Problem booting OS on IDE PCI adaptor card with Grub in MBR of hda

Nigel Henry cave.dnb at tiscali.fr
Wed Jul 12 23:04:29 UTC 2006


On Wednesday 12 July 2006 17:43, Mikkel L. Ellertson wrote:
> Nigel Henry wrote:
> > Hi.  I have on my old Gateway 500, 3 harddrives, and 3 ROM drives.
> > hda, and hdb (both harddrives) are on the first IDE controller on the
> > mobo. hdc, and hdd (cdrom, and cdwriter) are on the 2nd IDE controller on
> > the mobo. hde (harddrive) is on the first IDE controller of the PCI
> > adaptor card, and. hdg (dvdrom) is on the 2nd IDE controller of the PCI
> > adaptor card.
> >
> > FC2's (hdb) Grub is in the MBR of hda, (Win ME is on hda).  FC3, and 2
> > instances of FC5 are on other partitions of hda, and hdb, with their Grub
> > bootloaders in their respective / partitions, and I can chainload from
> > Grub in the MBR to these other Grub's, and everyone boots up ok.
> >
> > The problem is with FC1 (hde) on the IDE PCI adaptor card. Again it's 
> > Grub is in FC1's / partition, but I cannot set up a chainloader to it
> > like the other OS's. When I bootup, and select FC1 on Grubs menu, I get a
> > "no such disc" returned. Incidentally I can boot FC1 from a floppy ok,
> > and is the way I've been booting it since 2003.
> >
> > Also when any of the other OS's is booted up, I have no problem with the
> > dvdrom drive, or hde, and can mount it, transfer files back and forth
> > from it, and so on.
> >
> > I saw some posts about Grubs drive map, but there is hardly any info
> > about it on the Grub site. Anyway I looked at the drive map of Grub (in
> > the MBR) and see that it only has 3 entries. fd0, hda, and hdb (no hde).
> > I admit i'm poking around in the dark, but added and entry for hde to the
> > drive map. Rebooted, but still getting a "no such disc" for FC1 on hde.
> >
> > If this missing hde from the drive map is the problem, am I supposed to
> > reinstall Grub to the MBR after making changes to the map?
> >
> > Any help is really appreciated.
> >
> > Nigel.
>
> Yes, you have to run grub-install after updating the drive map. But
> this may not solve the problem. If your BIOS does not know how to
> access the drives on the Silicon Graphics card, and you chainload
> the copy of Grub on the MBR of hde, that first stage tries to use
> the BIOS to load the second stage. The reason the floppy boot works
> is that both the first and second stages are on the floppy, so Grub
> can use its own code to access the drive.
>
> Mikkel

Hi Mikkel. Thanks for explaining how the floppy boot works. From FC2 I 
ran /sbin/grub-install /dev/hda, which was successfull and displayed my 
edited drive map. Rebooted, but still no go, and a "no such disk" when trying 
to boot FC1. Next I booted up Win ME on the basis that at least I can see 
what it says about the card, as I'd used the supplied boot floppy to install 
the drivers on that. According to the device manager there are no problems 
with the card, the only difference from the cards handbook was that the 
handbook said that I would find the card in harddrive controllers, but it was 
actually listed in scsi controllers. Not much help there.

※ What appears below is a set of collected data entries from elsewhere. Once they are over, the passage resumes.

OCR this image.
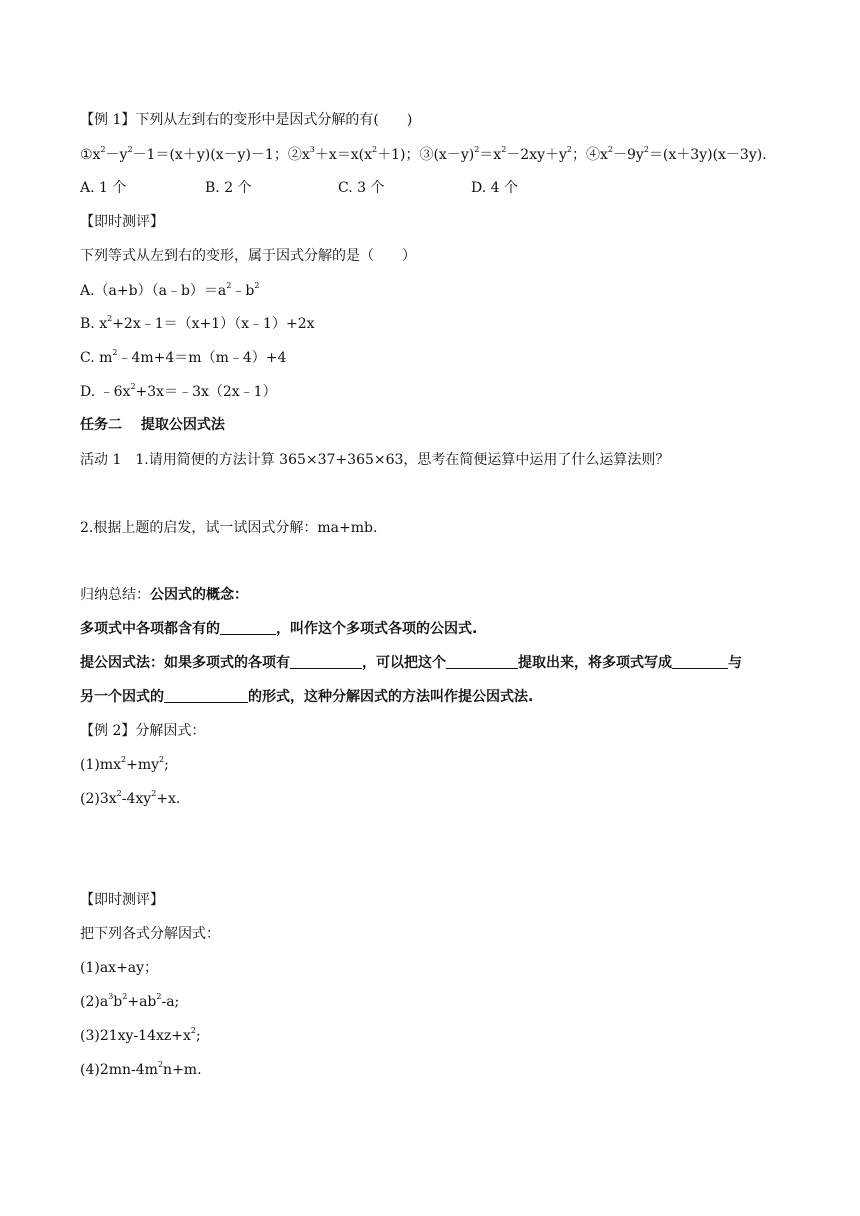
【例 1】下列从左到右的变形中是因式分解的有(　　)
$①x^2-y^2-1=(x+y)(x-y)-1$；$②x^3+x=x(x^2+1)$；$③(x-y)^2=x^2-2xy+y^2$；$④x^2-9y^2=(x+3y)(x-3y)$.
A. 1 个	B. 2 个	C. 3 个	D. 4 个
【即时测评】
下列等式从左到右的变形，属于因式分解的是（　　）
$A.(a+b)(a﹣b)=a^2﹣b^2$
B. $x^2+2x﹣1=(x+1)(x﹣1)+2x$
C. $m^2﹣4m+4=m(m﹣4)+4$
D. $﹣6x^2+3x=﹣3x(2x﹣1)$
任务二　 提取公因式法
活动 1　1.请用简便的方法计算 365×37+365×63，思考在简便运算中运用了什么运算法则？
2.根据上题的启发，试一试因式分解：ma+mb.
归纳总结：公因式的概念：
多项式中各项都含有的	，叫作这个多项式各项的公因式.
提公因式法：如果多项式的各项有	，可以把这个	提取出来，将多项式写成	与
另一个因式的	的形式，这种分解因式的方法叫作提公因式法.
【例 2】分解因式：
$(1)mx^2+my^2$;
$(2)3x^2-4xy^2+x$.
【即时测评】
把下列各式分解因式：
(1)ax+ay；
$(2)a^3b^2+ab^2-a$;
$(3)21xy-14xz+x^2$;
$(4)2mn-4m^2n+m$.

Next I venture into the BIOS. In the boot section the dvdrom (hdg) is listed 
last on the list. Also, all 3 harddrives are showing in the BIOS. 

Running out of ideas here, but thought I'd try to boot from the dvdrom drive, 
and moved it up to before the harddrive. Then tried Knoppix 5.0, but it gave 
me a boot failed. Not being sure if dvdrom drives can boot cdroms I found my 
only dvdrom for mdk 10.1, and tried that. The output from that try was:

Isolinux 1.76 Mandrake Isolinux:
Disk error 01,  AX = 423B, Drive 00
Boot failed: press a key to retry...
Zilch!. Had to hard reset.

I somehow think that this is going to end up going nowhere. I will either have 
to put up with using the floppy for FC1, which Fedora legacy are dropping in 
the next few days, but that's my choice if I want to continue using it. Or I 
can move FC1 to either hda or hdb, which I don't know how to do, and just use 
hde, which is on the IDE PCI adaptor card for backups , and data, as it works 
ok once the system is booted up.

Unless you have any further ideas, I suppose it's a case of "you can't win em 
all" Nigel.
> --
>
>   Do not meddle in the affairs of dragons,
> for thou art crunchy and taste good with Ketchup!